The timeless popularity of classics such as chocolate éclairs and profiteroles makes this simple pastry well worth mastering. It is extremely versatile and can be used for both savoury and sweet recipes. Steam, created from the water and eggs, puffs up the pastry and creates a hollow pastry case, which can be up to 3 times its original uncooked size. The crisp container this produces is ideal for a variety of delicious fillings, sweet and savoury.
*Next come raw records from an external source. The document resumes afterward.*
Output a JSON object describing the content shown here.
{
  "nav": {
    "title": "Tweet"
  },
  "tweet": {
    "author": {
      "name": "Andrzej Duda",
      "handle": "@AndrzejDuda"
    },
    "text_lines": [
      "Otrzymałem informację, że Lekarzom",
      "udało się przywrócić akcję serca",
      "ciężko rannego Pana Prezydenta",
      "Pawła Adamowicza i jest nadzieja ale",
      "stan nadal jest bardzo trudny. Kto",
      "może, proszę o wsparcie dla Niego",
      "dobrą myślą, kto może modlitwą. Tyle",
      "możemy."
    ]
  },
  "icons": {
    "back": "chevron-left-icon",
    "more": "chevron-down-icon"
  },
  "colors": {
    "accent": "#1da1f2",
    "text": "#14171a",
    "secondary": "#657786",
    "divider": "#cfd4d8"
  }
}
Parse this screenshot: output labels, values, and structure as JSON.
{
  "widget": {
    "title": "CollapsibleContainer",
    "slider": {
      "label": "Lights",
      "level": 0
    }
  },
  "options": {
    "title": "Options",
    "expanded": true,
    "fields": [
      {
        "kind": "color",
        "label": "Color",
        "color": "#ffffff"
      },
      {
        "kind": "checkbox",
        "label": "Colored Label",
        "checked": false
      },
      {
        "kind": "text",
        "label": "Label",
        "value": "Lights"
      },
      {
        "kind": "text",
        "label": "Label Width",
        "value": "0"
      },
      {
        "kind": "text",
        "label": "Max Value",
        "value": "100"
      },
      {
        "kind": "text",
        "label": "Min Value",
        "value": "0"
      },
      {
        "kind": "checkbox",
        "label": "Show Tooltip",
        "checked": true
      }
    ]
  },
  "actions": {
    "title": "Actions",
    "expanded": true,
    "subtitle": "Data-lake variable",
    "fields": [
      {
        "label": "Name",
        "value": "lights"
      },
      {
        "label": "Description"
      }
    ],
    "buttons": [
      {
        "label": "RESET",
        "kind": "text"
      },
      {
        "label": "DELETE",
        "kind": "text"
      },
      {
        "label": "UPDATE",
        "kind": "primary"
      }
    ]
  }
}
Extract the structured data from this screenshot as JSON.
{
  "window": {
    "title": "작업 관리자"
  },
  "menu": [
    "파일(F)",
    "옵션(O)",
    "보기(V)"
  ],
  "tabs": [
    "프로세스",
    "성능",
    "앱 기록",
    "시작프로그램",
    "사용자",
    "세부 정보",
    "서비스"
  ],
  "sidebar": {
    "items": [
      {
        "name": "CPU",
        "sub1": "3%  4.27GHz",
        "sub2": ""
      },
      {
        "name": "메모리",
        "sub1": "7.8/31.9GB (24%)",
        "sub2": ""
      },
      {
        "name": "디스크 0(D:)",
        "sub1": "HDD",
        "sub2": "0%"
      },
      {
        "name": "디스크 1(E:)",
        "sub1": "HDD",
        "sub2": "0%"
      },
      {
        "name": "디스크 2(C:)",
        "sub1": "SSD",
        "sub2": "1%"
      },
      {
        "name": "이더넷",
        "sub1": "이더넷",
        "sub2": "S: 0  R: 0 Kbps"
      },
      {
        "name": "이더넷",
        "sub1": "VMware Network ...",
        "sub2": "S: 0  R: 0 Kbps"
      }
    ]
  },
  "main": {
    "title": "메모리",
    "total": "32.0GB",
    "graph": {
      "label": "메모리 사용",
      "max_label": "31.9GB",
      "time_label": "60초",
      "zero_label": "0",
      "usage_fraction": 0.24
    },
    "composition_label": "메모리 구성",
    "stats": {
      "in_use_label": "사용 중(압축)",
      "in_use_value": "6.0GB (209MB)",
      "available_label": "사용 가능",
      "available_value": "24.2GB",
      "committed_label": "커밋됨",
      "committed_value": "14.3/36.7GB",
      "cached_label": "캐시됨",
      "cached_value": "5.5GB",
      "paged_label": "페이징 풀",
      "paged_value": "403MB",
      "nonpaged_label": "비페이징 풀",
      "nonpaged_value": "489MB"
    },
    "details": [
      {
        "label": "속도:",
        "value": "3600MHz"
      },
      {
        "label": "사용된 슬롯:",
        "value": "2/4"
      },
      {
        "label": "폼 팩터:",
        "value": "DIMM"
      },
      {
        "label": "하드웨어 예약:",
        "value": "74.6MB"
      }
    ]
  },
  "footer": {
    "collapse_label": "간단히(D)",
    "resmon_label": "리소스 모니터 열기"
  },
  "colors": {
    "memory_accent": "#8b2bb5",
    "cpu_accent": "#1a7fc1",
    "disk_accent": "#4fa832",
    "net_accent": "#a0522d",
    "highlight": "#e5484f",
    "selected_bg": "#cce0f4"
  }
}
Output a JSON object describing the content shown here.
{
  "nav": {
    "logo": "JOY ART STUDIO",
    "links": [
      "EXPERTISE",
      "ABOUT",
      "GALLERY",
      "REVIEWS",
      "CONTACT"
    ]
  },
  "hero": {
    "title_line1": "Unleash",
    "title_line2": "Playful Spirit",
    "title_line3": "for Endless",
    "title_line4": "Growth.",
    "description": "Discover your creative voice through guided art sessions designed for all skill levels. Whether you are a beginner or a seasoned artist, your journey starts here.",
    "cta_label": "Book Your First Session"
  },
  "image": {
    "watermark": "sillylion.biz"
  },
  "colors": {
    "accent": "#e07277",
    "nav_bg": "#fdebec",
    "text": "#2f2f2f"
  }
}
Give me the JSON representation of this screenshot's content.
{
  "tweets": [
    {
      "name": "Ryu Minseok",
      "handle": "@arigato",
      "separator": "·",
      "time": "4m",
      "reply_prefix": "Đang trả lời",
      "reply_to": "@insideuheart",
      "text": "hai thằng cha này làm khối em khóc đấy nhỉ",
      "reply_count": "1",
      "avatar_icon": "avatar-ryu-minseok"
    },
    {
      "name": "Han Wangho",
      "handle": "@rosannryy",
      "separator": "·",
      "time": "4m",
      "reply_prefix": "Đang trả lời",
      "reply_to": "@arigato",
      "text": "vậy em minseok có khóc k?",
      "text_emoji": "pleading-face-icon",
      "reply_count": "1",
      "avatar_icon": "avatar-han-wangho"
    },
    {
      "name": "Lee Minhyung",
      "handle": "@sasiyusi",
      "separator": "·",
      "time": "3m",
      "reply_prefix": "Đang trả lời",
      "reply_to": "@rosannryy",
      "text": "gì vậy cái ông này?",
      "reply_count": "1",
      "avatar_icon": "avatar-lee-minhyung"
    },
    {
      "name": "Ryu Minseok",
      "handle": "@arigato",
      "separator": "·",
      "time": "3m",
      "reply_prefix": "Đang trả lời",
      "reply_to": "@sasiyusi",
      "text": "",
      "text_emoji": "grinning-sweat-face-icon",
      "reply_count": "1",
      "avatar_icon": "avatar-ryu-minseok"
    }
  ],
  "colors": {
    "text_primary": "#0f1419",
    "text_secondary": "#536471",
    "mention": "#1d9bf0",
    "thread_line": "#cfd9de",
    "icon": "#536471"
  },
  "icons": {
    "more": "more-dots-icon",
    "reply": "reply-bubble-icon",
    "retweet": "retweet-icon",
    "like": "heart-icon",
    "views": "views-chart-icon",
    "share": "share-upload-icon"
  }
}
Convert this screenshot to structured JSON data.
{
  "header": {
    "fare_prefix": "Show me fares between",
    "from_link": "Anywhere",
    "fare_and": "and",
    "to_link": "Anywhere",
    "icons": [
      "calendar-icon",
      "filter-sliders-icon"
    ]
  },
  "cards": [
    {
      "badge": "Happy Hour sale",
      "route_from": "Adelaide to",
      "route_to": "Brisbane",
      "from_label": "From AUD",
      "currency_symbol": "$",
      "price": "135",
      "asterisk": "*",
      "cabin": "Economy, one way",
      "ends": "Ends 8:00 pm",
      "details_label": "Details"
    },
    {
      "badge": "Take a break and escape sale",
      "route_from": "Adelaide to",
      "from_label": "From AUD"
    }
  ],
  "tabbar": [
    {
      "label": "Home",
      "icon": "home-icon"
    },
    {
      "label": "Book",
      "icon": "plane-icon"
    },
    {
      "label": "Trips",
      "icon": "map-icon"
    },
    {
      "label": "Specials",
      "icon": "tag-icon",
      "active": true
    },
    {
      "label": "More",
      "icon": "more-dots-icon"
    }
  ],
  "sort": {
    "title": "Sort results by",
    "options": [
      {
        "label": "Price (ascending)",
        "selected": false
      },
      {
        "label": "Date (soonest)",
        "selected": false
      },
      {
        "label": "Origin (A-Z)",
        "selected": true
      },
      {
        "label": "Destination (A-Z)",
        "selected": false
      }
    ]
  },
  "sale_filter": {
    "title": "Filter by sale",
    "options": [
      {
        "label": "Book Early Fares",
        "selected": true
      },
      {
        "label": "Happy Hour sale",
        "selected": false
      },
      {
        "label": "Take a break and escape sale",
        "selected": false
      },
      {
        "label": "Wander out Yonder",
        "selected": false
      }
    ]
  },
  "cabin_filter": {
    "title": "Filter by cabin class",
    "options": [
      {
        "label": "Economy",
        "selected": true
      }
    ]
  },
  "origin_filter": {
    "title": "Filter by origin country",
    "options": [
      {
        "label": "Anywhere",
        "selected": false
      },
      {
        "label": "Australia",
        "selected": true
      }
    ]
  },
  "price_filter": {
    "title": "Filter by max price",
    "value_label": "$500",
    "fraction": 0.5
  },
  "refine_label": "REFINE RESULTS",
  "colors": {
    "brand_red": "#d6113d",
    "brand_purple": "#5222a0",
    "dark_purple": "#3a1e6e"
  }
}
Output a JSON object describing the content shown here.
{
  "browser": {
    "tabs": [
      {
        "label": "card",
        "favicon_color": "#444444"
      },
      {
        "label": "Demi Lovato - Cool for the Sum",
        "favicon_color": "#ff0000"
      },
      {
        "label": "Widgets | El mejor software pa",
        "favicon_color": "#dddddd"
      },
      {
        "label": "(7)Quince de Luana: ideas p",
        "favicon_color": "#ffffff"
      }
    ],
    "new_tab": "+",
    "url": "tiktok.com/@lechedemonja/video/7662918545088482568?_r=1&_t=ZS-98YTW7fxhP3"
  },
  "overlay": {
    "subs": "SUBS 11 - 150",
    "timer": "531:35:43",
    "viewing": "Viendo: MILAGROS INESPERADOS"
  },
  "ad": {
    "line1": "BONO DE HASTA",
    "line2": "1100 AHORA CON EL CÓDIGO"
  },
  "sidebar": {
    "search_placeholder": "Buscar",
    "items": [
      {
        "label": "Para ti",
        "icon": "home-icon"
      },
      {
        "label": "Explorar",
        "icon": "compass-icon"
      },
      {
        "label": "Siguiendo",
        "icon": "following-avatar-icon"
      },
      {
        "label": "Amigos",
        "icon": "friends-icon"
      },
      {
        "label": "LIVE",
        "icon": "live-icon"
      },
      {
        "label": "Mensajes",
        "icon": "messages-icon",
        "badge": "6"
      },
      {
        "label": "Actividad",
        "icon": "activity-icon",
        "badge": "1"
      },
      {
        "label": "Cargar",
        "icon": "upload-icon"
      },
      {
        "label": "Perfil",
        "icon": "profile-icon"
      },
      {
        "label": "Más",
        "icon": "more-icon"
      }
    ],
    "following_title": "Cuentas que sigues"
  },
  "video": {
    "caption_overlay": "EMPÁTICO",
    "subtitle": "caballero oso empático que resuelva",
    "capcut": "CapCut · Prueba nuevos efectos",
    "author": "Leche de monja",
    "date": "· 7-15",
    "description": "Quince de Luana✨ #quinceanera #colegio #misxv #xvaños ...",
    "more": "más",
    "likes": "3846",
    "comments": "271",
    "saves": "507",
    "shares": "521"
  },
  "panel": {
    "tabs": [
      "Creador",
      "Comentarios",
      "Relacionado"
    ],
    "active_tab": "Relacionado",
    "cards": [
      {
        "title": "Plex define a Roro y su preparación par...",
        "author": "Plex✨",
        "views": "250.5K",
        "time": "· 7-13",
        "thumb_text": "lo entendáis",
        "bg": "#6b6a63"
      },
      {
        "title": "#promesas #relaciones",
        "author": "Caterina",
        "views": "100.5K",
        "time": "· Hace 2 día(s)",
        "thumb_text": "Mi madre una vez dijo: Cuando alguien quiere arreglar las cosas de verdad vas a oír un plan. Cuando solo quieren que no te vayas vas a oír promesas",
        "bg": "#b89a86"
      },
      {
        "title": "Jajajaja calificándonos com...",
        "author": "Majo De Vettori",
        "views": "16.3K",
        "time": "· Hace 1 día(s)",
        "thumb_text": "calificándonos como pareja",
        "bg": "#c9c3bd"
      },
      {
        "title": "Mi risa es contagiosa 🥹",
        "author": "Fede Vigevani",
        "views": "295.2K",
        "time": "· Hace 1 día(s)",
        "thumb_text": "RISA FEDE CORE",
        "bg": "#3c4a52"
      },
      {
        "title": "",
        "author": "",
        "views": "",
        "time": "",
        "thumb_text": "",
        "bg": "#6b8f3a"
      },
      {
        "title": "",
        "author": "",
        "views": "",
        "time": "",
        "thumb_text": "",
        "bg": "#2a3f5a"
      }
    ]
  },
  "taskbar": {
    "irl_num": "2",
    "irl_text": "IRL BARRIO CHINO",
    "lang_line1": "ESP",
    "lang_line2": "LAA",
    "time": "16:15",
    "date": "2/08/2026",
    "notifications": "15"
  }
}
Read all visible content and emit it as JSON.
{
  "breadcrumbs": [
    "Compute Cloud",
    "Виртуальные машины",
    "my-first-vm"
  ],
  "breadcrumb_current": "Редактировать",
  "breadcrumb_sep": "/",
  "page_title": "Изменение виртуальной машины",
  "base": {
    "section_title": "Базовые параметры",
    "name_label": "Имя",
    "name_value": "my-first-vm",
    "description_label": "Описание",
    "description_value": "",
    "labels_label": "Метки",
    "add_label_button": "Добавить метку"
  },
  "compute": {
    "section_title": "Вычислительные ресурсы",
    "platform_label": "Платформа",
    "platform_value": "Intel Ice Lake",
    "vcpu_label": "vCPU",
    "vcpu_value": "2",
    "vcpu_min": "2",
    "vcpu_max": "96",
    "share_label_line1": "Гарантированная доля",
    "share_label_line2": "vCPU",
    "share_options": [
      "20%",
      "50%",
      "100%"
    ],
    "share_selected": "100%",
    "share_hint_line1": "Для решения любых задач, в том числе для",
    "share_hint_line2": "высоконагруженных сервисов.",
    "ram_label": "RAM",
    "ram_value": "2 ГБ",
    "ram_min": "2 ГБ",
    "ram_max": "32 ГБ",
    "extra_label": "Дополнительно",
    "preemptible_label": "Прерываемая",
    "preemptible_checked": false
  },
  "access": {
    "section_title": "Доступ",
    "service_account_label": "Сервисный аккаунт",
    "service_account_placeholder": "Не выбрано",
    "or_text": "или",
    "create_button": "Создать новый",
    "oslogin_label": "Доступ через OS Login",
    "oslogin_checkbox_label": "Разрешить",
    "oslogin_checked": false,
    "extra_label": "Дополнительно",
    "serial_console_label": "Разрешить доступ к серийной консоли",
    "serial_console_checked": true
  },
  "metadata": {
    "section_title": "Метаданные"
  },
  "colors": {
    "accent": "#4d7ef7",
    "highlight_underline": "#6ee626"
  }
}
While choux pastry is straightforward and quick to make, the ingredients need to be measured accurately and the method followed carefully for successful results.


Quantity Ingredient
220ml water
85ml butter
105g plain flour
pinch salt
3 eggs, at room temperature


  1. Measure the water into a small saucepan. Cut the butter into 1 cm cubes and add to the water. Place over a low heat and allow the butter to melt, without letting the water simmer or boil (which would result in less liquid, through evaporation, and a stiff mixture that won’t rise as well).
  2. Meanwhile, sift the flour and salt 2 or 3 times to aerate and remove any lumps. Do the last sifting onto a sheet of greaseproof paper. Fold the paper in half and fold up the bottom edge a couple of times to create a pocket for the flour to sit. (This will make it easier to add it all at once to the water and butter.)
  3. Once the butter has melted, increase the heat to medium high and have the flour and a wooden spoon close by. As the water begins to simmer, watch it carefully and, as it boils and rises up the sides of the pan, with the melted butter collecting in the middle, shoot the flour in all at once and turn off the heat.
  4. Beat the flour in vigorously for just 20–30 seconds, getting into the corners of the saucepan, until the flour is fully incorporated, there are no lumps and the mixture is thick and a uniform colour. Spread this panade onto a plate and let it cool to about 38ºC, or blood temperature. (Cooling the panade will allow the incorporation of more egg, to ensure a greater rise.)
  5. Meanwhile, break the eggs into a bowl and whisk lightly with a fork. Once the panade is cool to the touch, return it to the saucepan (there’s no need to wash it), add about 1 tablespoon of the beaten egg and beat it into the panade with a wooden spoon (off the heat). Once the egg is fully incorporated, add a little more egg and beat again, adding about three-quarters of the remaining egg in additions and beating well to incorporate each addition fully before the next. Initially, the panade will thicken, but as more egg is beaten in it will start to loosen and become smooth and shiny.
  6. Once about three-quarters of the egg has been added, check the consistency; you need a silky smooth pastry with a reluctant dropping consistency, which means that when you fill the wooden spoon with pastry and lift it up over the saucepan the pastry should fall back from the spoon into the saucepan to the slow count of six. Continue adding egg a little at a time until the correct consistency is achieved. The pastry can now be used, or covered and either stored in the fridge overnight or frozen.

A note on beating in the flour…

  • Beating the flour in for just 20–30 seconds is very important, as any longer and the panade may become greasy and look split, creating slightly greasy cooked pastry and an unattractive cracked surface.

A note on adding the egg…

  • If too little egg is added, the choux pastry will not rise successfully. If too much egg is added, the choux will be too thin to hold its shape and it may struggle to rise. So 3 eggs in the recipe is a guide only; you need to add just enough to achieve a reluctant dropping consistency.

    The egg can be incorporated using a hand-held electric whisk if preferred, still in several additions and taking care not to add too much.